Check out these quarantivities!

Graphic by Cate Roser ’21/Staff

When COVID-19 locked down the country back in March, many people struggled to fill their time. Then, in-person school closed and was replaced with mostly asynchronous learning. Sports were cancelled and clubs and extracurricular activities went virtual, this caused many students to find themselves with a lot of unstructured time on their hands. To make use of these hours, many LM students picked up new hobbies. Now that a new, fresh school year has begun, new interests have appeared among the LM student body as COVID-19 continues to spread throughout the country.

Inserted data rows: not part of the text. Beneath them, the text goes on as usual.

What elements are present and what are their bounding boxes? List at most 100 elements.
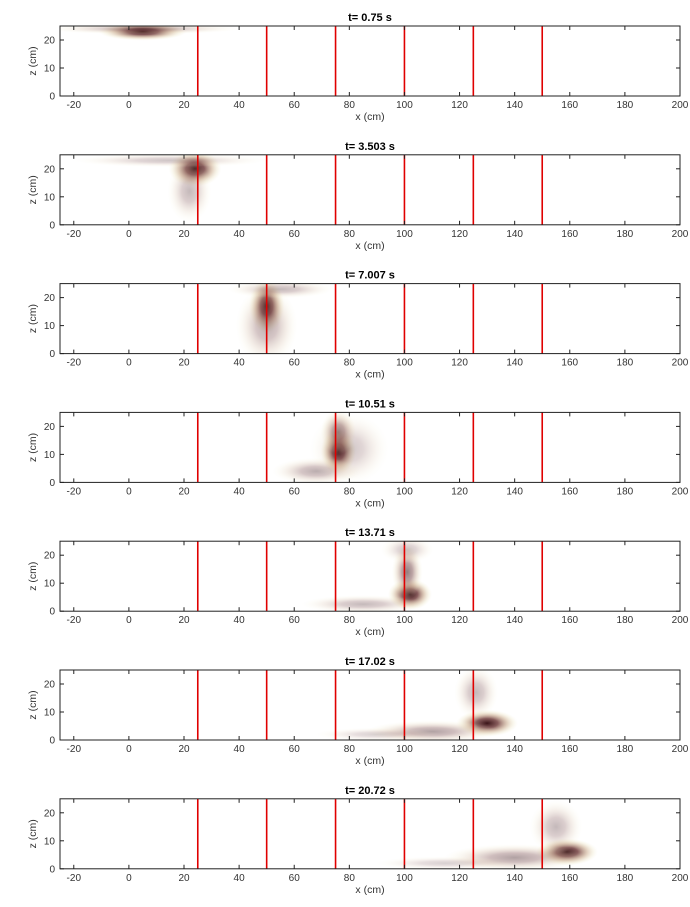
x-tick-label: 20 — [178, 358, 190, 369]
x-tick-label: 100 — [396, 229, 413, 240]
x-tick-label: 200 — [672, 100, 689, 111]
x-tick-label: 0 — [126, 358, 132, 369]
axes-frame — [59, 25, 681, 97]
x-tick-label: 160 — [561, 744, 578, 755]
y-tick-label: 20 — [44, 293, 56, 304]
x-tick-label: 20 — [178, 486, 190, 497]
panel-3: -20 0 20 40 60 80 100 120 140 160 180 200 0 10 20 t= 7.… — [27, 270, 689, 381]
x-tick-label: 0 — [126, 229, 132, 240]
x-tick-label: 60 — [289, 486, 301, 497]
x-tick-label: 20 — [178, 615, 190, 626]
x-tick-label: 60 — [289, 358, 301, 369]
x-tick-label: 180 — [617, 358, 634, 369]
y-tick-label: 20 — [44, 551, 56, 562]
x-tick-label: -20 — [67, 100, 82, 111]
x-tick-label: 60 — [289, 744, 301, 755]
x-tick-label: 80 — [344, 744, 356, 755]
x-tick-label: 180 — [617, 229, 634, 240]
y-tick-label: 10 — [44, 579, 56, 590]
x-tick-label: 160 — [561, 358, 578, 369]
concentration-blob-4 — [309, 412, 390, 483]
y-axis-label: z (cm) — [27, 175, 39, 204]
x-tick-label: 0 — [126, 615, 132, 626]
y-axis-label: z (cm) — [27, 304, 39, 333]
x-tick-label: 120 — [451, 229, 468, 240]
panel-5: -20 0 20 40 60 80 100 120 140 160 180 200 0 10 20 t= 13… — [27, 527, 689, 638]
panel-title: t= 7.007 s — [345, 270, 395, 282]
axes-frame — [59, 154, 681, 226]
y-tick-label: 20 — [44, 164, 56, 175]
x-tick-label: 20 — [178, 744, 190, 755]
y-tick-label: 0 — [49, 349, 55, 360]
x-tick-label: 100 — [396, 873, 413, 884]
x-tick-label: 100 — [396, 358, 413, 369]
x-tick-label: 200 — [672, 744, 689, 755]
x-tick-label: 60 — [289, 229, 301, 240]
concentration-blob-2 — [60, 26, 240, 35]
x-tick-label: 80 — [344, 873, 356, 884]
y-tick-label: 10 — [44, 192, 56, 203]
concentration-field — [272, 412, 390, 483]
x-tick-label: 40 — [234, 358, 246, 369]
x-tick-label: 40 — [234, 873, 246, 884]
x-tick-label: 0 — [126, 744, 132, 755]
x-tick-label: 120 — [451, 486, 468, 497]
axes-frame — [59, 540, 681, 612]
x-tick-label: 100 — [396, 744, 413, 755]
panel-6: -20 0 20 40 60 80 100 120 140 160 180 200 0 10 20 t= 17… — [27, 656, 689, 767]
y-tick-label: 0 — [49, 607, 55, 618]
y-tick-label: 0 — [49, 736, 55, 747]
x-tick-label: -20 — [67, 486, 82, 497]
concentration-blob-3 — [301, 595, 425, 612]
y-tick-label: 20 — [44, 36, 56, 47]
x-tick-label: 180 — [617, 100, 634, 111]
x-tick-label: 80 — [344, 486, 356, 497]
x-tick-label: 0 — [126, 100, 132, 111]
x-tick-label: 120 — [451, 615, 468, 626]
x-tick-label: 100 — [396, 486, 413, 497]
x-axis-label: x (cm) — [355, 497, 384, 509]
x-tick-label: 20 — [178, 229, 190, 240]
x-tick-label: 160 — [561, 229, 578, 240]
x-axis-label: x (cm) — [355, 884, 384, 896]
y-axis-label: z (cm) — [27, 46, 39, 75]
concentration-blob-3 — [529, 799, 583, 854]
concentration-blob-4 — [375, 856, 517, 869]
x-tick-label: 180 — [617, 486, 634, 497]
concentration-blob-4 — [380, 541, 434, 564]
concentration-field — [315, 670, 518, 740]
x-tick-label: 20 — [178, 100, 190, 111]
x-tick-label: 180 — [617, 873, 634, 884]
concentration-blob-3 — [73, 154, 268, 168]
axes-frame — [59, 798, 681, 870]
x-axis-label: x (cm) — [355, 626, 384, 638]
y-axis-label: z (cm) — [27, 433, 39, 462]
x-tick-label: 160 — [561, 615, 578, 626]
x-tick-label: 80 — [344, 358, 356, 369]
panel-1: -20 0 20 40 60 80 100 120 140 160 180 200 0 10 20 t= 0.… — [27, 12, 689, 123]
panel-title: t= 20.72 s — [345, 785, 395, 797]
x-tick-label: 80 — [344, 100, 356, 111]
x-tick-label: 140 — [506, 100, 523, 111]
axes-frame — [59, 283, 681, 355]
y-tick-label: 0 — [49, 478, 55, 489]
x-tick-label: 80 — [344, 229, 356, 240]
panel-title: t= 13.71 s — [345, 527, 395, 539]
y-tick-label: 0 — [49, 864, 55, 875]
x-tick-label: 160 — [561, 873, 578, 884]
y-tick-label: 10 — [44, 836, 56, 847]
concentration-blob-3 — [454, 670, 499, 720]
x-tick-label: 40 — [234, 486, 246, 497]
x-tick-label: -20 — [67, 358, 82, 369]
x-tick-label: 140 — [506, 358, 523, 369]
x-tick-label: -20 — [67, 229, 82, 240]
x-tick-label: 120 — [451, 873, 468, 884]
y-tick-label: 10 — [44, 321, 56, 332]
x-axis-label: x (cm) — [355, 240, 384, 252]
x-tick-label: 60 — [289, 100, 301, 111]
y-axis-label: z (cm) — [27, 819, 39, 848]
x-tick-label: 0 — [126, 486, 132, 497]
x-tick-label: 120 — [451, 744, 468, 755]
x-tick-label: 180 — [617, 744, 634, 755]
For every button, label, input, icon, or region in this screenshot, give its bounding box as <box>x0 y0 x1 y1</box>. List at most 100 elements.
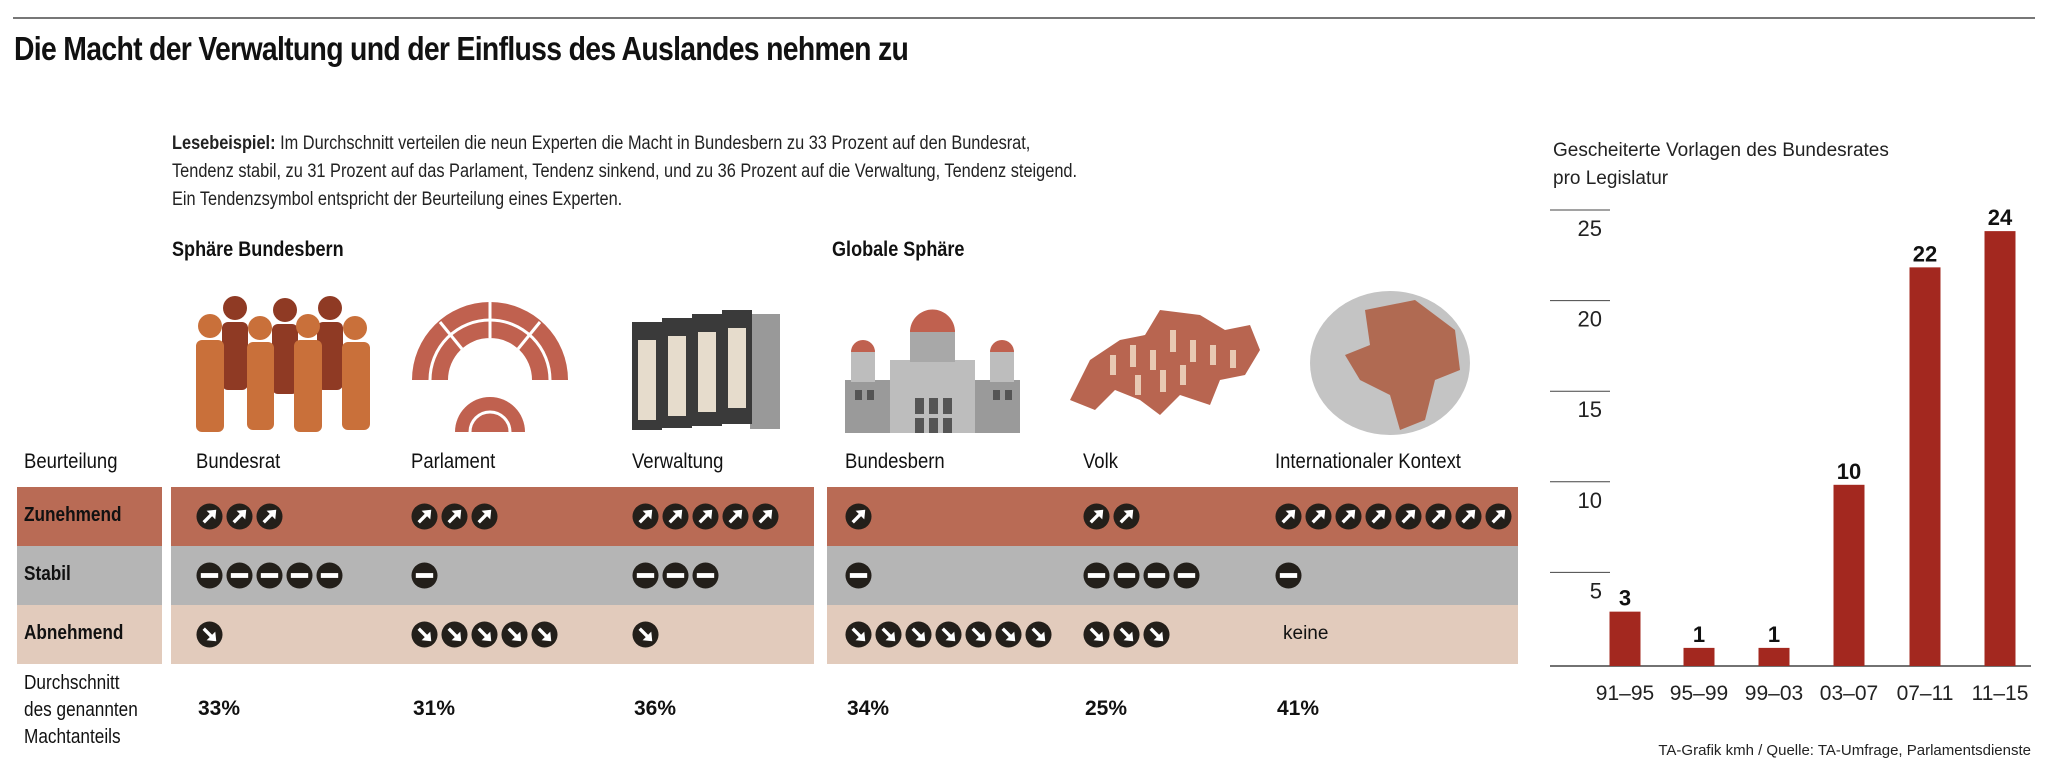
column-header: Bundesrat <box>196 450 281 473</box>
arrow-up-right-icon <box>662 503 689 530</box>
row-label: Stabil <box>24 563 71 585</box>
minus-icon <box>662 562 689 589</box>
arrow-up-right-icon <box>1275 503 1302 530</box>
average-label-line: Durchschnitt <box>24 672 120 694</box>
globe-icon <box>1310 291 1470 435</box>
header-beurteilung: Beurteilung <box>24 450 118 473</box>
page-title: Die Macht der Verwaltung und der Einflus… <box>14 30 909 67</box>
minus-icon <box>1173 562 1200 589</box>
arrow-up-right-icon <box>471 503 498 530</box>
minus-icon <box>196 562 223 589</box>
chart-title-line: pro Legislatur <box>1553 168 1669 189</box>
minus-icon <box>632 562 659 589</box>
bar <box>1683 647 1715 666</box>
intro-line3: Ein Tendenzsymbol entspricht der Beurtei… <box>172 189 623 210</box>
bar <box>1909 267 1941 666</box>
x-tick-label: 07–11 <box>1897 682 1954 705</box>
arrow-up-right-icon <box>632 503 659 530</box>
binders-icon <box>632 310 780 430</box>
arrow-down-right-icon <box>531 621 558 648</box>
arrow-up-right-icon <box>752 503 779 530</box>
arrow-up-right-icon <box>1083 503 1110 530</box>
intro-line2: Tendenz stabil, zu 31 Prozent auf das Pa… <box>172 161 1078 182</box>
parliament-icon <box>412 302 568 433</box>
arrow-down-right-icon <box>875 621 902 648</box>
arrow-down-right-icon <box>965 621 992 648</box>
row-band-down <box>17 605 162 664</box>
average-share: 34% <box>847 697 890 720</box>
arrow-down-right-icon <box>501 621 528 648</box>
row-band-flat <box>827 546 1518 605</box>
arrow-up-right-icon <box>1113 503 1140 530</box>
minus-icon <box>1143 562 1170 589</box>
bar <box>1609 611 1641 666</box>
row-label: Zunehmend <box>24 504 122 526</box>
arrow-down-right-icon <box>411 621 438 648</box>
source-credit: TA-Grafik kmh / Quelle: TA-Umfrage, Parl… <box>1658 742 2031 759</box>
row-band-up <box>17 487 162 546</box>
bar-value-label: 1 <box>1693 622 1705 647</box>
x-tick-label: 03–07 <box>1820 682 1878 705</box>
intro-line1: Im Durchschnitt verteilen die neun Exper… <box>275 133 1031 154</box>
column-header: Parlament <box>411 450 496 473</box>
bar-value-label: 24 <box>1988 205 2013 230</box>
minus-icon <box>256 562 283 589</box>
column-header: Bundesbern <box>845 450 945 473</box>
bar-value-label: 22 <box>1913 241 1937 266</box>
arrow-up-right-icon <box>256 503 283 530</box>
minus-icon <box>692 562 719 589</box>
arrow-down-right-icon <box>632 621 659 648</box>
federal-palace-icon <box>845 309 1020 433</box>
arrow-down-right-icon <box>471 621 498 648</box>
y-tick-label: 15 <box>1578 397 1602 422</box>
average-share: 31% <box>413 697 456 720</box>
minus-icon <box>286 562 313 589</box>
arrow-down-right-icon <box>995 621 1022 648</box>
arrow-up-right-icon <box>226 503 253 530</box>
minus-icon <box>845 562 872 589</box>
arrow-up-right-icon <box>1455 503 1482 530</box>
arrow-up-right-icon <box>692 503 719 530</box>
minus-icon <box>226 562 253 589</box>
column-header: Volk <box>1083 450 1118 473</box>
arrow-up-right-icon <box>845 503 872 530</box>
top-rule <box>13 17 2035 19</box>
row-label: Abnehmend <box>24 622 124 644</box>
column-header: Verwaltung <box>632 450 724 473</box>
column-header: Internationaler Kontext <box>1275 450 1461 473</box>
minus-icon <box>1083 562 1110 589</box>
arrow-up-right-icon <box>411 503 438 530</box>
row-band-flat <box>17 546 162 605</box>
minus-icon <box>1113 562 1140 589</box>
arrow-up-right-icon <box>1485 503 1512 530</box>
average-label-line: des genannten <box>24 699 138 721</box>
section-global: Globale Sphäre <box>832 238 965 261</box>
arrow-down-right-icon <box>1083 621 1110 648</box>
minus-icon <box>1275 562 1302 589</box>
arrow-down-right-icon <box>1143 621 1170 648</box>
arrow-up-right-icon <box>1365 503 1392 530</box>
chart-title: Gescheiterte Vorlagen des Bundesrates pr… <box>1553 137 1889 193</box>
average-label-line: Machtanteils <box>24 726 121 748</box>
chart-title-line: Gescheiterte Vorlagen des Bundesrates <box>1553 140 1889 161</box>
minus-icon <box>316 562 343 589</box>
arrow-down-right-icon <box>1113 621 1140 648</box>
arrow-down-right-icon <box>1025 621 1052 648</box>
x-tick-label: 11–15 <box>1972 682 2029 705</box>
arrow-up-right-icon <box>1425 503 1452 530</box>
average-share: 33% <box>198 697 241 720</box>
arrow-up-right-icon <box>1305 503 1332 530</box>
arrow-up-right-icon <box>1335 503 1362 530</box>
average-label: Durchschnitt des genannten Machtanteils <box>24 670 138 751</box>
swiss-map-icon <box>1070 310 1260 415</box>
arrow-down-right-icon <box>905 621 932 648</box>
arrow-down-right-icon <box>845 621 872 648</box>
average-share: 41% <box>1277 697 1320 720</box>
bar-value-label: 1 <box>1768 622 1780 647</box>
arrow-up-right-icon <box>1395 503 1422 530</box>
arrow-up-right-icon <box>196 503 223 530</box>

As the country’s cases climb to over 6.7 million and the death count rises to 198,000, more and more activities become available (Johns Hopkins University). Rebecca Lappen ’23 has used her newfound free time to learn how to skateboard. She explained, “I always wanted to try skating, and since my cousin already knew how, she taught me some basic skills and I stuck with it for a while and had a lot of fun.” Lappen said that, prior to the pandemic, she would have never tried anything close to skateboarding because it was so out of her comfort zone. When I asked her how she maintained her social life during the shutdown, she replied, “I like to go on bike rides with my friends. I think it’s a really good way to stay in touch with friends while being outside and staying distanced.”

During COVID-19, keeping distance from other people has been necessary in order to stop the spread of the virus. While bike riding is a safe, socially distanced way to socialize with friends, students have found other ways to stay active and keep in touch with friends. Healthy alternatives include going on walks, hanging out in someone’s yard, going on a hike at a local trail, or eating lunch together outdoors. Elizabeth Esan ’22, has been going on walks with her sister and mom around her neighborhood. Esan mentions, “I’ve been spending a lot more time with my family since the pandemic has started. I’ve also started making brownies and cakes with my little sisters.” For the past seven or eight months, parents have been working from home and children have been learning virtually, creating more opportunities for family bonding time.

With so much loss during the pandemic—millions of people infected, 200,000 lives lost, businesses closed, livelihoods lost, students around the country missing out on valuable learning time—it can be hard to see a silver lining. COVID-19, however, has created opportunities for people to get out of their comfort zones, try new activities, and spend more time with family. Now with less hectic schedules due to what the pandemic has cancelled, there is more time for new experiences, interests, and hobbies.